Eski petekleri ve petek sırlarını eriterek ilk defa bir teneke dolusu mumum oldu.

Kara peteklerin eritilmesi bayağı meşakkatli bir iş.
Sırlar kısa sürede eriyor ve temiz bir mum ortaya çıkıyor. 
Mumun daha temiz ve saf olması için ikinci kez eritilişiyle ilgili foto...
Kararmış peteklerin ilk eritilmesi bu kadar coşkulu olmuyor, daha çok damlalar halinde olmaktadır.
Bu da bal eritme ve dinlendirme kazanı... Allah devlete, millete zeval vermesin sözü galiba böyle durumlarda daha çok kullanılan bir söz... 
 Havaların sıcak olduğu günlerin akşamlarında üç adet kovana formik asit uyguladım.

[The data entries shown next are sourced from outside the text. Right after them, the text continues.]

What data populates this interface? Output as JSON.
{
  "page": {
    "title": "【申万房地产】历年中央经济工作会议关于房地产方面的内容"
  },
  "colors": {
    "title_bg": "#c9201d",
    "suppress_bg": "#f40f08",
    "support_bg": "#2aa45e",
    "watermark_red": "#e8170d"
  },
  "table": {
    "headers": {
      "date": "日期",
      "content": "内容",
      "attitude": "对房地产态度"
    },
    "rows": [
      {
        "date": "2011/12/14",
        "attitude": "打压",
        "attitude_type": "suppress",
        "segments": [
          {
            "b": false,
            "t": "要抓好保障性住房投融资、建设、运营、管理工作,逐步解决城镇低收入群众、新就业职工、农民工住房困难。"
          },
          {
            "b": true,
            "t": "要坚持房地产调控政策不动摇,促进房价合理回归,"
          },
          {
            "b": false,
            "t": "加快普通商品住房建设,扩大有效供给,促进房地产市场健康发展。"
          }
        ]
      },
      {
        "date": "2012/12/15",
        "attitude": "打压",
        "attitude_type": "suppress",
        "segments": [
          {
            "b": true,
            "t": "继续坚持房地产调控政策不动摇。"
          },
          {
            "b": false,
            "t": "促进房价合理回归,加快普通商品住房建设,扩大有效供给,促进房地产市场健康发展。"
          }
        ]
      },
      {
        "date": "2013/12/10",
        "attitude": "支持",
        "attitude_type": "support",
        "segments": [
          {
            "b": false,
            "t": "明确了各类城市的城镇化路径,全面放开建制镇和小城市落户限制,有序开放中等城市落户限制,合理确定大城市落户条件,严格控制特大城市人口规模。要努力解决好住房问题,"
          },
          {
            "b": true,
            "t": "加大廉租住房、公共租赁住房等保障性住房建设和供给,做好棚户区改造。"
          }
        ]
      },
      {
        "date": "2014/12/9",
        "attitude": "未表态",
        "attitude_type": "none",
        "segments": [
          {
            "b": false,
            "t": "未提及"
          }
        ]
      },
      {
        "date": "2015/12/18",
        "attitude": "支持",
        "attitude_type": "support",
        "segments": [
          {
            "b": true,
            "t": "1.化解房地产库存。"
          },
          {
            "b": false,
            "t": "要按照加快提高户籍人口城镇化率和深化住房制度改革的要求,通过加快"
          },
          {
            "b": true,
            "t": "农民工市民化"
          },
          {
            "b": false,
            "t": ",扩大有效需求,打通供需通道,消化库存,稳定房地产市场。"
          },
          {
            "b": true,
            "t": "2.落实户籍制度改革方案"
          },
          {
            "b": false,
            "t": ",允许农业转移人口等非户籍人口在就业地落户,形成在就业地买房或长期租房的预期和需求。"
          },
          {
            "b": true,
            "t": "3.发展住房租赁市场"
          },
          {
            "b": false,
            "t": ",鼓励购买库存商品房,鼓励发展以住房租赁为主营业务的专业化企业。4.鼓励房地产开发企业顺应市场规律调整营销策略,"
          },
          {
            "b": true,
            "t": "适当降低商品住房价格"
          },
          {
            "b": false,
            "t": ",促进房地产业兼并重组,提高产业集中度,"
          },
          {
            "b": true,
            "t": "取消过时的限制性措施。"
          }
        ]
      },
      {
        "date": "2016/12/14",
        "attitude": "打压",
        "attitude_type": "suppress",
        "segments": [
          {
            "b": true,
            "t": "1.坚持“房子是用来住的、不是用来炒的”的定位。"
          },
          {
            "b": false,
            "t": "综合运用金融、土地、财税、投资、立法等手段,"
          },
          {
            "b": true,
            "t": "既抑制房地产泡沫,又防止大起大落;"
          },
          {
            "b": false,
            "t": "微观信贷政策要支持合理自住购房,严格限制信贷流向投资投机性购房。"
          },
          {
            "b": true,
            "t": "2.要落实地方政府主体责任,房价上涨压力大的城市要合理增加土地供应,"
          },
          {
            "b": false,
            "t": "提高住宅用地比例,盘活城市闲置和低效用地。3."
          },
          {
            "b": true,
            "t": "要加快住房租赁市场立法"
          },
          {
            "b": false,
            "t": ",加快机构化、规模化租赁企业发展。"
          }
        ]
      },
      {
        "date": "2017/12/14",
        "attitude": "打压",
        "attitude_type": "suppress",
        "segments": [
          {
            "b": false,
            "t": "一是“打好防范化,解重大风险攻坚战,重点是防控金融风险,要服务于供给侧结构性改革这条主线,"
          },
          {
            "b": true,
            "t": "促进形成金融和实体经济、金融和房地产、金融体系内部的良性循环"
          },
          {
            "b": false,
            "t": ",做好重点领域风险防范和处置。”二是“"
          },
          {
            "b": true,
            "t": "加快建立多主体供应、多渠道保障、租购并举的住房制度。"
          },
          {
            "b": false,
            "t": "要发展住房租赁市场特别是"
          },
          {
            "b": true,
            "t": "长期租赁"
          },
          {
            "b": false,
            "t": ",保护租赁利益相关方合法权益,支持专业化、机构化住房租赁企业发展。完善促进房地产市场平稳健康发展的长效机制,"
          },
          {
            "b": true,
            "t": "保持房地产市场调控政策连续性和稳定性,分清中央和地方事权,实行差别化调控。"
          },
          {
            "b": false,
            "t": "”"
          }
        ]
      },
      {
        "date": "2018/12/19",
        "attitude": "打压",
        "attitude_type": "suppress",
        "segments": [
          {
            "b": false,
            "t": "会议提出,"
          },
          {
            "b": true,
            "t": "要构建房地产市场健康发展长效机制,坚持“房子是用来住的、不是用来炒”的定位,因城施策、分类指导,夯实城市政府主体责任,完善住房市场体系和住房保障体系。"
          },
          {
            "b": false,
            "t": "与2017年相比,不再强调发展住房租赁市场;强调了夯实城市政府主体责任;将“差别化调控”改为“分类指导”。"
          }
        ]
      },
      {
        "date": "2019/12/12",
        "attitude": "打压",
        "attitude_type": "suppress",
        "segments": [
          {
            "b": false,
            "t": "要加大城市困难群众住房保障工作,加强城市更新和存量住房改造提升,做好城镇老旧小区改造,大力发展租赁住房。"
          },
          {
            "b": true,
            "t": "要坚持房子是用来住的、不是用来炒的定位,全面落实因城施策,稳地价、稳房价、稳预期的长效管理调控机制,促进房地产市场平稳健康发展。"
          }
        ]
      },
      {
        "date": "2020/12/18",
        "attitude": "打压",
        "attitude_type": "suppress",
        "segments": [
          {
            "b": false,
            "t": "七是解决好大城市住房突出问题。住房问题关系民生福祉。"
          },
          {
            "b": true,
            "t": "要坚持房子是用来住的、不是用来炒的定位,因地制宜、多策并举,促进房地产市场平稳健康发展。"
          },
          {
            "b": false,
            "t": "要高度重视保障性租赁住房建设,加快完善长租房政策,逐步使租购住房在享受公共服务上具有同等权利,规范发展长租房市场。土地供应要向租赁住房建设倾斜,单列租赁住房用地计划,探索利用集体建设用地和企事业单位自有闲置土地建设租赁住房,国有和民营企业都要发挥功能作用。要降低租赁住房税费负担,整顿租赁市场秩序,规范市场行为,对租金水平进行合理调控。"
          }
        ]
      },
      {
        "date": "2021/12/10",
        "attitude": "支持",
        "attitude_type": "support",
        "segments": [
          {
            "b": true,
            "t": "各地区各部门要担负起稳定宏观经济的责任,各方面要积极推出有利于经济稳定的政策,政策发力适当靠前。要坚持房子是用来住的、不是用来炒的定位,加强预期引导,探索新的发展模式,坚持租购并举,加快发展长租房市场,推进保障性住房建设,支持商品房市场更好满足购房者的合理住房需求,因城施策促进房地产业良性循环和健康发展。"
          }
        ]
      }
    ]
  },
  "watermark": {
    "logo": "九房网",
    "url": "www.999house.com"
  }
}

Kovanın birine 15 cc kadar, birine 30 cc kadar, diğerine 60 cc kadar. Asiti çok verdiğim arı, ana arısını kaybetti .Aşağıdaki  çerçevede kendi yaptığı ana arı görülmektedir.
Bu ana arı yavru yapmaya başladı. 
Eylül ayında varroa mücadelesine devam... 

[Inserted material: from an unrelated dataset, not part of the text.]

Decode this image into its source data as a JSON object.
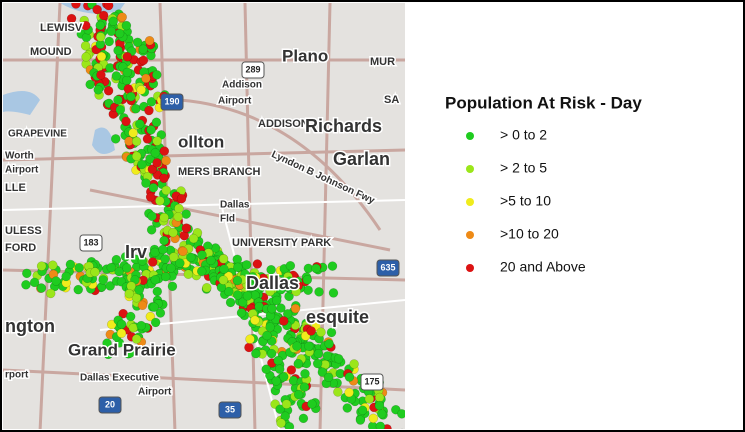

                                       Kovanların altının elek telli olması ya da yukarıdaki gibi polen tuzaklı olması  formik asit verilişini kolaylaştırıyor.

Formik asit yakıcı etkisini göstermiş. Kovanın ardındaki yapraklar kurumuş. 
 
Formik asit kullanmadığım eski tip kovanlarda varroa mücadelesini ilaç emdirilmiş varroastop denilen şeritlerle yapacağım. Sonucun hayırlı olması dileğiyle. Bu mücadelenin sonuçlarını ancak baharda göreceğiz.
Okuyucu ve izleyicilere selam ve saygılar.